Other restrictions of pet cats and dogs
Some airlines will have additional restrictions. Please be sure to check. Puppies and kittens under 12 weeks old are normally not allowed to be transported. If you do have a puppy or kitten under 12 weeks old, please don’t subject them to the stresses of an international flight. Other airlines will not accept pet cats or dogs that have been sedated.
If you aren’t sure, especially for pets which are mixed breeds, be sure your pet cat or dog cleared in advanced. Airlines will usually ask that a clear picture of your pet is sent to them in advance.

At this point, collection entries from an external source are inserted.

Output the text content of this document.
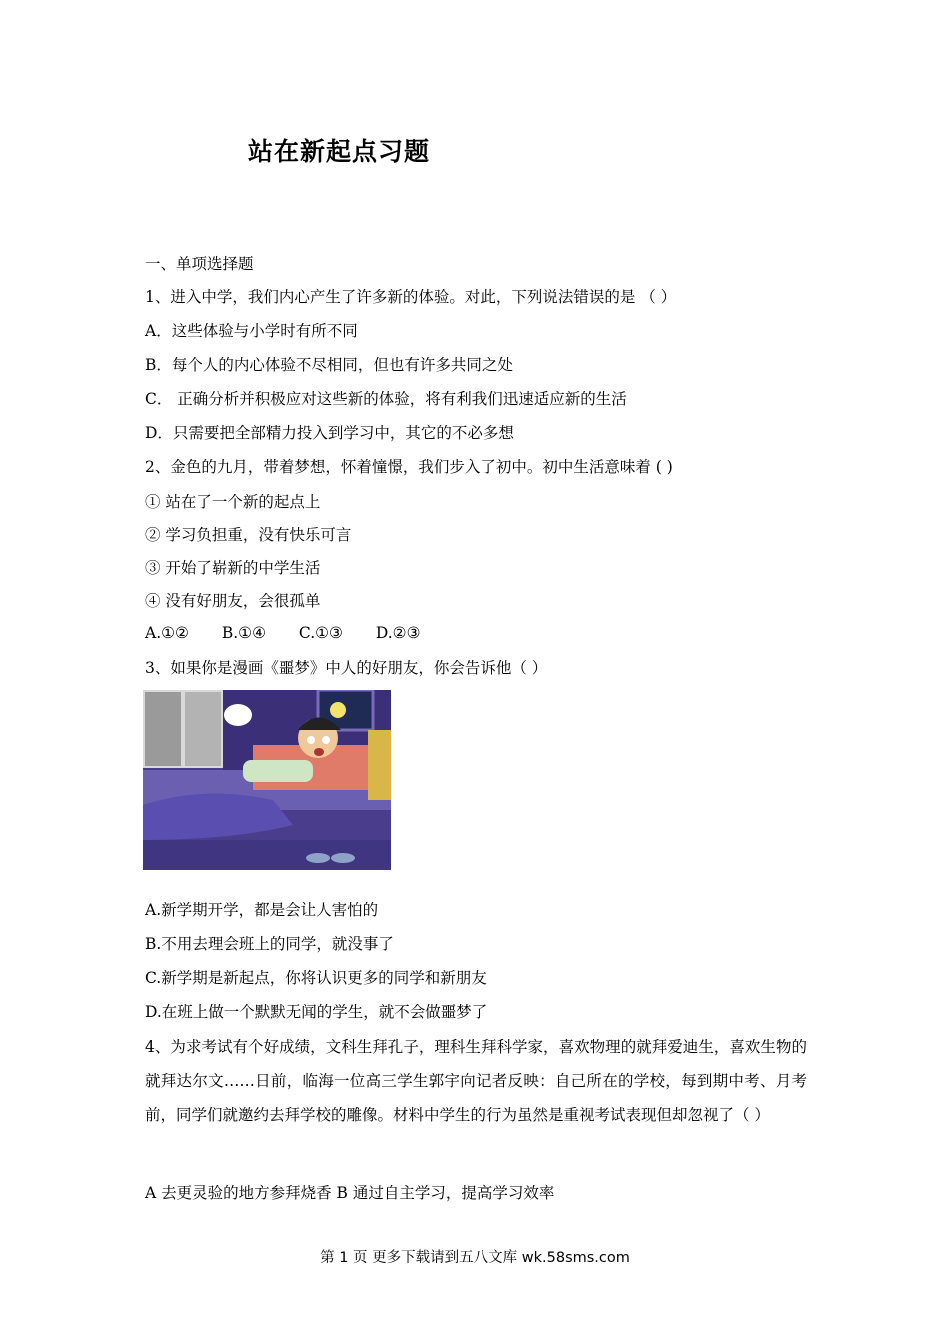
站在新起点习题
一、单项选择题
1、进入中学，我们内心产生了许多新的体验。对此，下列说法错误的是 （ ）
A．这些体验与小学时有所不同
B．每个人的内心体验不尽相同，但也有许多共同之处
C． 正确分析并积极应对这些新的体验，将有利我们迅速适应新的生活
D．只需要把全部精力投入到学习中，其它的不必多想
2、金色的九月，带着梦想，怀着憧憬，我们步入了初中。初中生活意味着 ( )
① 站在了一个新的起点上
② 学习负担重，没有快乐可言
③ 开始了崭新的中学生活
④ 没有好朋友，会很孤单
A.①② B.①④ C.①③ D.②③
3、如果你是漫画《噩梦》中人的好朋友，你会告诉他（ ）
A.新学期开学，都是会让人害怕的
B.不用去理会班上的同学，就没事了
C.新学期是新起点，你将认识更多的同学和新朋友
D.在班上做一个默默无闻的学生，就不会做噩梦了
4、为求考试有个好成绩，文科生拜孔子，理科生拜科学家，喜欢物理的就拜爱迪生，喜欢生物的就拜达尔文……日前，临海一位高三学生郭宇向记者反映：自己所在的学校，每到期中考、月考前，同学们就邀约去拜学校的雕像。材料中学生的行为虽然是重视考试表现但却忽视了（ ）
A 去更灵验的地方参拜烧香 B 通过自主学习，提高学习效率
第 1 页 更多下载请到五八文库 wk.58sms.com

Finding the right pet transport company
So, let’s say you’ve discovered that for one reason or another there is no way to bring your pet cat or dog along with you. The usual culprit is that it’s because your cat or dog is brachycephalic and you can’t find an airline that will accommodate onboard. That’s absolutely awful. So here’s the plan… find the right pet transport company.
There are several of these pet transport companies which will be glad to help you out. You will want to start by getting quotations. From Chongqing to Manila the quotations I got ranged from RMB14,000-15,000. I found another which would bring my dog from RMB8,000 if we fix the paperwork ourselves, and RMB9,000 if they arrange the paperwork.
Before they start the process and book a flight, they may ask for a downpayment. The pet transport company I used asked for 4 or 5 thousand RMB as downpayment. Then, ask for the rest before they pick up the dog.
Of course, they’ll probably state they won’t be responsible for your losses in case your pet arrives as on the other end dead, as they did with me. But I guess that can be expected as with any company.
While you can be at first quite skeptical, you might be pleasantly surprised. Handing off my pet to the guy who picked up Summer downstairs from my apartment made me nervous. But my nervousness was largely dissipated as they pet transport company regularly updated me. They scheduled the flights so that my pet dog Summer would only fly early in the morning, then in the evening to avoid be transported during the hottest part of the day (remember this was at the end of July, when most Chinese cities are sweltering). They would even showed me videos of them taking out Summer in an air-conditioned room in between flights to rest and giving it water. They also sent me a video of them walking Summer.
Of course, Summer arrived in Manila happy and safe two days after he was picked up. A different article I’ll write at a future time will cover the processes needed at the Philippines.
Trying to arrange your pet cat or dog shipped by a cargo company yourself
Of course, you can try arrange shipping your pet as specialized cargo all by yourself. I tried. My native Chinese-speaking colleague and my non-native Chinese-speaking self tried calling the Air China Cargo on multiple occasions over a two week period. They were suppose to be able to handle the shipment of any animal, including pandas, elephants, lions or whatever animal you have to ship. They were, to state it frankly and entirely factually, entirely unhelpful. Everyone who answered any of the numbers on their website flatly refused to assist us with our inquiries. But, I’ll chalk that up to miscommunication.
If any of you are successful shipping your pet as cargo aboard Air China, give me a shout out.
So that’s it… I hope this article was helpful. Bringing out your pet cat or dog out of China sounds like a challenge, but if there’s a will there’s a way. I cannot underestimate the importance of planning and laying things out on a timeline. I can totally understand how stressful it is. Our pets are family members to us, and we’d never leave a family member. Good luck.